To address the root cause of the trauma, therapy provides a confidential space that a client pays for which is safe and non-judgemental. It’s a place for clients to unpack the cocktail of emotions outlined above. Therapists may find that recent experiences of sexualised trauma trigger childhood trauma or deficits in client’s attachment too, although most therapy is now person-centred.

Clients can talk freely about their fears, shame, self-blame and any flashbacks, insomnia, anxiety and panic attacks.

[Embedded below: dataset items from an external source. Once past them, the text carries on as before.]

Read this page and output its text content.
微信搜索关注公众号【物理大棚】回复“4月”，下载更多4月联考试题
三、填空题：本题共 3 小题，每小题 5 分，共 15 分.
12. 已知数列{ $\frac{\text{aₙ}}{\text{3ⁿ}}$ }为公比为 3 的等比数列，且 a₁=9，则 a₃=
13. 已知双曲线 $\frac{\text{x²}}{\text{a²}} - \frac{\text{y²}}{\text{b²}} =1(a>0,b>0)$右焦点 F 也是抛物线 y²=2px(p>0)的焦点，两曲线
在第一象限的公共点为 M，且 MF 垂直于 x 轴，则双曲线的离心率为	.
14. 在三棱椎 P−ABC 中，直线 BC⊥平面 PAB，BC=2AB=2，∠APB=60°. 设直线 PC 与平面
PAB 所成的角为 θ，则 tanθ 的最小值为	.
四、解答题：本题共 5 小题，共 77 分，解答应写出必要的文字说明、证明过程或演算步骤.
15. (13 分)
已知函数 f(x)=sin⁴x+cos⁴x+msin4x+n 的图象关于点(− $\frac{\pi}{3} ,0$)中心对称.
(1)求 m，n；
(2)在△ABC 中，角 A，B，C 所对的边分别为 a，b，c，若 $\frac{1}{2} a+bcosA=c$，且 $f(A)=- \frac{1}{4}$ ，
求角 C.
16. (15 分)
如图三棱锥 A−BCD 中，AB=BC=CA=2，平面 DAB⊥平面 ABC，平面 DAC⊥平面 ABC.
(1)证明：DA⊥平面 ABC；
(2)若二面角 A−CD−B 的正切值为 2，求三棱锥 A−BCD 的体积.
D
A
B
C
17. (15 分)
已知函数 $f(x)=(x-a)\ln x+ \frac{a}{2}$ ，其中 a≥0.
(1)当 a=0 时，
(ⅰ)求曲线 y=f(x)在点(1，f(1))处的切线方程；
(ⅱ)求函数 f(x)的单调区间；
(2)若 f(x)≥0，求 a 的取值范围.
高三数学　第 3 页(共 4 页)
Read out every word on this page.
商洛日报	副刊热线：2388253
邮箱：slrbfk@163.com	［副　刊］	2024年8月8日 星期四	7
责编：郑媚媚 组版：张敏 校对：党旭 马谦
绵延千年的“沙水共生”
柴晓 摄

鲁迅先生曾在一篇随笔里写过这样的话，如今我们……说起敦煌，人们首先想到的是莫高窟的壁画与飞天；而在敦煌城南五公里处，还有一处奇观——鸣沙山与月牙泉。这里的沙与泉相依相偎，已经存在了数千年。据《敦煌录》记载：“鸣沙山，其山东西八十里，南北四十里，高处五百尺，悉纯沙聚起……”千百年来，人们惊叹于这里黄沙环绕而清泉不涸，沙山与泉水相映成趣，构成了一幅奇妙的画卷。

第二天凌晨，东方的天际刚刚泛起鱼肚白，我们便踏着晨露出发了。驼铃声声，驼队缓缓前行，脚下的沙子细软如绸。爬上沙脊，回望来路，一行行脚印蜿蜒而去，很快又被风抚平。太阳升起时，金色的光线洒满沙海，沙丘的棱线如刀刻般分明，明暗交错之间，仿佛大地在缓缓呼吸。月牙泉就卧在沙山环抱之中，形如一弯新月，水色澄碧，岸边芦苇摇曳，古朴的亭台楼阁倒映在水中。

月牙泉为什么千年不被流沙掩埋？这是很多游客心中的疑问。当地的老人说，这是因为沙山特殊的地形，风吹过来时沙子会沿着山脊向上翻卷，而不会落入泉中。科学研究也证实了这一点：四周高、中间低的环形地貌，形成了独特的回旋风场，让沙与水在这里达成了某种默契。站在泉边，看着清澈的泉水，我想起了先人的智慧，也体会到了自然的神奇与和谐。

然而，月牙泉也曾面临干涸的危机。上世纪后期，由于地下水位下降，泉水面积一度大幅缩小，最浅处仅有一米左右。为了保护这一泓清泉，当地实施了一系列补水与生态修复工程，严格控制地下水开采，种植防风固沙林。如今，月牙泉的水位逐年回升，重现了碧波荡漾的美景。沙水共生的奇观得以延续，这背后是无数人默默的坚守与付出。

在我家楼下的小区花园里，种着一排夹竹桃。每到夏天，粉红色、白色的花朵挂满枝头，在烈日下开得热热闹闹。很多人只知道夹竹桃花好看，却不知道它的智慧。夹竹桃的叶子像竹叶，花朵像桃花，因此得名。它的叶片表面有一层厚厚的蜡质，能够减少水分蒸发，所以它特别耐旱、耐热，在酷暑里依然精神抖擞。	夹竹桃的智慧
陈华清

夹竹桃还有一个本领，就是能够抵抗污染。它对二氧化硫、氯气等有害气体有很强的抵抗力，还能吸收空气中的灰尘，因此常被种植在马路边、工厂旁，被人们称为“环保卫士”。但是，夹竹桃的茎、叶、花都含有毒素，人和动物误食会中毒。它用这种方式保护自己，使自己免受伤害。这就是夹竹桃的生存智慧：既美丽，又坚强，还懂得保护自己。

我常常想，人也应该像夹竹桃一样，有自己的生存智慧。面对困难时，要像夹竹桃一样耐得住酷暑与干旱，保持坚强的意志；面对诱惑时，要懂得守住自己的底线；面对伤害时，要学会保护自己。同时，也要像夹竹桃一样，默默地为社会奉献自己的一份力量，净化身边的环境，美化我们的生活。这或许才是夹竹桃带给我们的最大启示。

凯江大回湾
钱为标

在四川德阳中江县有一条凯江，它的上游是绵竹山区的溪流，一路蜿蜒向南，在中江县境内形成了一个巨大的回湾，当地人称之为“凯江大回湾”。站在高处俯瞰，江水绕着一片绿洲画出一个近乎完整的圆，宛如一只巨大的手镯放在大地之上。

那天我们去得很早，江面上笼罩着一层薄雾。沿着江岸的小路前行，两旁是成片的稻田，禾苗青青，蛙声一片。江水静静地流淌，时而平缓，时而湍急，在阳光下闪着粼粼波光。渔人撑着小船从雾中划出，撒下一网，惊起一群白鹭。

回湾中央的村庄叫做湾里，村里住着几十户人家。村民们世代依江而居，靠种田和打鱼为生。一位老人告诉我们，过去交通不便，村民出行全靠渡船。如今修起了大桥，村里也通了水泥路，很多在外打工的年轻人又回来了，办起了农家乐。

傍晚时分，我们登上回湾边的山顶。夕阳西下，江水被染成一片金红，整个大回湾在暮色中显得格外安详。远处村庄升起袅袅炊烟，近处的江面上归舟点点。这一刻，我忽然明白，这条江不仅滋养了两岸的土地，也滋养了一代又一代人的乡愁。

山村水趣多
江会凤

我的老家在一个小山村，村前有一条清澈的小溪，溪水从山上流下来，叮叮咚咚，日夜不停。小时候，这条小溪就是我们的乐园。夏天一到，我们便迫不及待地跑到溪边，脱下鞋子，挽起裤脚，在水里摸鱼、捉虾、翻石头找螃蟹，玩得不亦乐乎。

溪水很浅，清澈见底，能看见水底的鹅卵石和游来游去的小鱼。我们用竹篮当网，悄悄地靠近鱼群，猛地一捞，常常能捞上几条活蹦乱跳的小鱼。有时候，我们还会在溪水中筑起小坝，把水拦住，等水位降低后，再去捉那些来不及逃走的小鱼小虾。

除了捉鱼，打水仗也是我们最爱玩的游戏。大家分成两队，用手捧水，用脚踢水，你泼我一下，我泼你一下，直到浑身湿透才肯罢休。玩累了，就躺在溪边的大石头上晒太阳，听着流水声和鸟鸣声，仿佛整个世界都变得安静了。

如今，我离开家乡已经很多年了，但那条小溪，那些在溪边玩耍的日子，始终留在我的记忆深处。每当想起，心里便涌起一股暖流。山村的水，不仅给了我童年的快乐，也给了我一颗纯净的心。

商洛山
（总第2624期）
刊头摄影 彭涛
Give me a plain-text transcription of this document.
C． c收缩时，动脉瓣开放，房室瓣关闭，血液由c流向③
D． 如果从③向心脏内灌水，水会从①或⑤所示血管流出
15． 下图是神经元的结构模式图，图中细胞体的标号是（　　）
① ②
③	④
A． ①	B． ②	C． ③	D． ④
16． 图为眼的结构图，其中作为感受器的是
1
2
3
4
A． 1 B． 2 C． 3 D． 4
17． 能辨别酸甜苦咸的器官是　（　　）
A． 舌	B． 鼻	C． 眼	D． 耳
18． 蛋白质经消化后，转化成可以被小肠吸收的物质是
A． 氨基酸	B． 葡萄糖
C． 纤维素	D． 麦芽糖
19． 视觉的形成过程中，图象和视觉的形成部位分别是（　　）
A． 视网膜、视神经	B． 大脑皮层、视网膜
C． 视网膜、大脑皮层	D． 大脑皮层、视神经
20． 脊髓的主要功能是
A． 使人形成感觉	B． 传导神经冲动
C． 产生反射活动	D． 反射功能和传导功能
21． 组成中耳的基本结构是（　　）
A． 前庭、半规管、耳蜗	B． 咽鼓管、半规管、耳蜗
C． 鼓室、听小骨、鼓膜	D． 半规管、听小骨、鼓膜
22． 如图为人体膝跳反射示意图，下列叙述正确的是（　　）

They will address the root causes by calmly and safely re-living the attack, accompanied, not alone, in a therapeutic setting.

The aim is to look at the facts of the attack and make them conscious to prevent the unconscious from anticipating threats that are not there and imagining false scenarios which hold the client captive in dark places.

A skilled therapist will conclude every session to make sure the client does not dwell on the attack after the session and to reduce the likelihood of unsupervised flashbacks.

Ultimately in every therapeutic relationship you want to reach the point, after months, often years of tears, transference and/or in the film aggression, summed up in Good Will Hunting: When the therapist, (Robin Williams) embraces Matt Damon (his client) and simply says: “It’s not your fault.”